Çocuklarımızla evde, sokakta oyunlar oynamalı, onları bu oyunları oynama konusunda teşvik etmeliyiz. Gerekirse hava ve ortam müsait olduğunda onlarla beraber her gün mutlaka sokak oyunları oynamalıyız. Ya da bisiklet sürme, yürüyüş yapma gibi ev dışı aktiviteleri artırmalıyız. Günümüzde maalesef mahalle arkadaşlığı kültürünü yitirdik. Apartmanlarda yaşıyor oluşumuz, evlerimizin artık çoğunun önünde oyun alanlarının olmaması ya da çevrede çok fazla kötü niyetli insanların var olduğunu düşündüğümüz için çocuklarımızı dışarıya tek başlarına gönderemez olduk. Bir üst sokakta belki yaşıtı olan bir sürü çocuk var ama haberimiz olamıyor. Çocuklarımız yalnız, oyunsuz, arkadaşsız bir çocukluk dönemi geçiriyorlar. Eğer evde anne de çalışıyorsa bu konuda işler daha da zorlaşıyor. Özellikle yaz tatillerinde annesi çalışan çocuk evde daha da yalnızlaşıyor. Tek başına oyun oynayamadığından, sokağa çıkması da riskli görüldüğünden, kurs saatleri de genellikle evde olan annelerin çocuklarına göre ayarlandığından, sanal ortamlarda vakit geçirmek kaçınılmaz oluyor.

Toplumsal bir problem

Yazımın sonuna gelmişken, biraz da yaşamış olduğum sıkıntılı bir durumdan bahsetmek istiyorum. Çalışan bir anne olarak bu sıkıntımı her yerde paylaşıyorum. Yazıyorum, arıyorum, talep ediyorum ama maalesef hiçbir şey değişmiyor. Bazen, “Keşke çalışmasaydım, evde, çocuklarımın yanında olsaydım” diye üzülüyorum. Pişmanlık duyuyorum. Sonra tekrar kendime dönüp, “Sen okudun, bir meslek edindin, neden bu mesleğini icra etmeyesin?” diyerek kendime cesaret vermeye çalışıyorum. Ama çoğu çalışan ve üreten annenin benimle aynı sıkışmışlığı, aynı duyguları paylaştığını biliyorum.

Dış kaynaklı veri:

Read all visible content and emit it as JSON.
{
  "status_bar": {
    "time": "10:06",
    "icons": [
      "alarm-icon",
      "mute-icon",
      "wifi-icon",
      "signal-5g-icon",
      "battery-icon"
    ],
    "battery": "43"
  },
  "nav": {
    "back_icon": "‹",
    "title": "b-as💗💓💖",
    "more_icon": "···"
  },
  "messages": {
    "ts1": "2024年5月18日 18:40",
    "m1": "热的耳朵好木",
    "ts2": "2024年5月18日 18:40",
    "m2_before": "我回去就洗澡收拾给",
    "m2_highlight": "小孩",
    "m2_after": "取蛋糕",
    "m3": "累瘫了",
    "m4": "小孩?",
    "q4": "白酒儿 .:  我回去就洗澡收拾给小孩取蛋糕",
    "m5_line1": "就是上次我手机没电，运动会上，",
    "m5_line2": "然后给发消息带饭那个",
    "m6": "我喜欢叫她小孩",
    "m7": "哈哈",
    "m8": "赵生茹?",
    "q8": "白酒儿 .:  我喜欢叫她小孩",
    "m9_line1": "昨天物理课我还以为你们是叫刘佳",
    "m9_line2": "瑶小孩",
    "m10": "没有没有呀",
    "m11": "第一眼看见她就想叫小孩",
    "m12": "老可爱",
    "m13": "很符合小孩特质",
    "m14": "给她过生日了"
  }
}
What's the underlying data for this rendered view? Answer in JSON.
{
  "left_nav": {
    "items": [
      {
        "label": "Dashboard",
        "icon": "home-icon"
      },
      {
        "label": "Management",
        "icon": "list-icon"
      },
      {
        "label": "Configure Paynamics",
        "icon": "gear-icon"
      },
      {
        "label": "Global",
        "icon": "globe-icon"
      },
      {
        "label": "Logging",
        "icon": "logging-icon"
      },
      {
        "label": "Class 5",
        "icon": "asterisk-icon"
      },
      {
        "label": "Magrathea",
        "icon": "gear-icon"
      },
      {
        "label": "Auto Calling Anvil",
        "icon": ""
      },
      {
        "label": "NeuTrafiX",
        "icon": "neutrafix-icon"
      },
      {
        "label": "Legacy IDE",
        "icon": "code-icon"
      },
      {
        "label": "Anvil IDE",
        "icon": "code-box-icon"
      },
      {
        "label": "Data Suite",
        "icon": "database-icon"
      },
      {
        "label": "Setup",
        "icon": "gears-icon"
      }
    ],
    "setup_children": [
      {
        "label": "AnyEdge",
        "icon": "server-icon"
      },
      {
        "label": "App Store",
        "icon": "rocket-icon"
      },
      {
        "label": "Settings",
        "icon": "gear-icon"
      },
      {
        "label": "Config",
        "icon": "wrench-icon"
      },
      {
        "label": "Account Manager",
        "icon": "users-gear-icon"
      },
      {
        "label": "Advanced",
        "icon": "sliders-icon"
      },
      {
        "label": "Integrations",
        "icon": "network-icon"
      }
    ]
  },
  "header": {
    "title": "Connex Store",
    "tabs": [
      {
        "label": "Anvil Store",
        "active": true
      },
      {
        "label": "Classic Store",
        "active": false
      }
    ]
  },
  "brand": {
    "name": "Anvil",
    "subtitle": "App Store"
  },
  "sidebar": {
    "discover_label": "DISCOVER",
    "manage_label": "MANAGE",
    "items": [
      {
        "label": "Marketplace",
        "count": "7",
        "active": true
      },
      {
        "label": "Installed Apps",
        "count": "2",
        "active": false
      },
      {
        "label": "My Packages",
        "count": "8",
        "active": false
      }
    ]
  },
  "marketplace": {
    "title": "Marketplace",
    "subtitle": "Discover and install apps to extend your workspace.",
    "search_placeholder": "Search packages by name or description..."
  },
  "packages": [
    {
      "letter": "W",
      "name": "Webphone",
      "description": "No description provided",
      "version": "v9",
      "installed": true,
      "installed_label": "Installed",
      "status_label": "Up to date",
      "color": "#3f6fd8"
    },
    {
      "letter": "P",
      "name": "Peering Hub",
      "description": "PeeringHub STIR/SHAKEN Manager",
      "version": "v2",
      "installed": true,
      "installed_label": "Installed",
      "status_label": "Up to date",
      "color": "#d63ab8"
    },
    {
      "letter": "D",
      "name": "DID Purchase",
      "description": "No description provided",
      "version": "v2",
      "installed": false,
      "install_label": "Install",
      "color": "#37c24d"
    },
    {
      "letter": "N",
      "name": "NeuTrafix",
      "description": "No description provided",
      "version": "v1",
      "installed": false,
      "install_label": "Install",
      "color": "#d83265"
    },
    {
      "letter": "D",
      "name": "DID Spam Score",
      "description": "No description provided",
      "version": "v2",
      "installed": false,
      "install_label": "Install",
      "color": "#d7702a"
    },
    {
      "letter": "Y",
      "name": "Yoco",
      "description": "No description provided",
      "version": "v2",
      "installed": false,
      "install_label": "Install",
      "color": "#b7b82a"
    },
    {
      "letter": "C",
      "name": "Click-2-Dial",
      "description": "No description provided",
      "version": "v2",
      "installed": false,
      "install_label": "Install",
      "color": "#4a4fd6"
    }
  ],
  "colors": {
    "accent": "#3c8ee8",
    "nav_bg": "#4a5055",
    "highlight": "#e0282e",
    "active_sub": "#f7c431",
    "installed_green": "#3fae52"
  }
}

Şu an yaz tatilindeyiz. Çocuklarım evde yalnız. Ve bütün gün tablet, televizyon başında zaman geçiriyorlar. Her ne kadar iş dönüşü onları dışarıya çıkarıp sanal dünyadan uzakta vakit geçirtsem de günün büyük bir kısmında evde korumasızlar. Aklım onlarda. Mesai saatlerime uygun herhangi bir kursu çevremde bulamıyorum. Aslında yaz tatilinde çocukları yaz okulu adı altında yeniden bir okul mantığıyla hareket eden kurumlara da göndermek istemiyorum. Yalnızca spor yapıp eğlenebilecekleri, belki ufak ufak okul dersleri dışında güzel eğitim alacakları, farklı deneyimler yaşayacakları yerler olsun istiyorum ama çevremde böyle bir yere rastlamadım.

Evde çocuklarının başında olan, onları gezdiren, farklı spor aktivitelerine getiren götüren annelere hayranım. Onlara hiçbir lafım yok. Ama benim gibi çalışan, belki çalışmak zorunda kalan annelerin evlatları için de artık bir şeyler yapılsın. Sesimiz duyulsun. Mesai saatlerimiz çocukların okul saatlerine göre yeniden güncellensin. Gerekirse ücreti ona göre ayarlansın. İstiyoruz ki, biz de sıkıntısız ve stressiz şekilde çocuklarımızı okullarına bırakıp alabilelim. Zaten devlet okullarına gönderemiyoruz; çünkü sabah 09:00’da başlayıp öğleyin 14:00 gibi bir zamanda bitiyor. Mecburen özel okullara yığınla para ödüyoruz. Yaz tatillerinde spor, eğlence ve farklı bilgilerin aktarıldığı kurslar olsun, hâlihazırda devam eden kurslara birer sınıf daha eklensin ve saatleri biz çalışan annelere de uysun istiyoruz.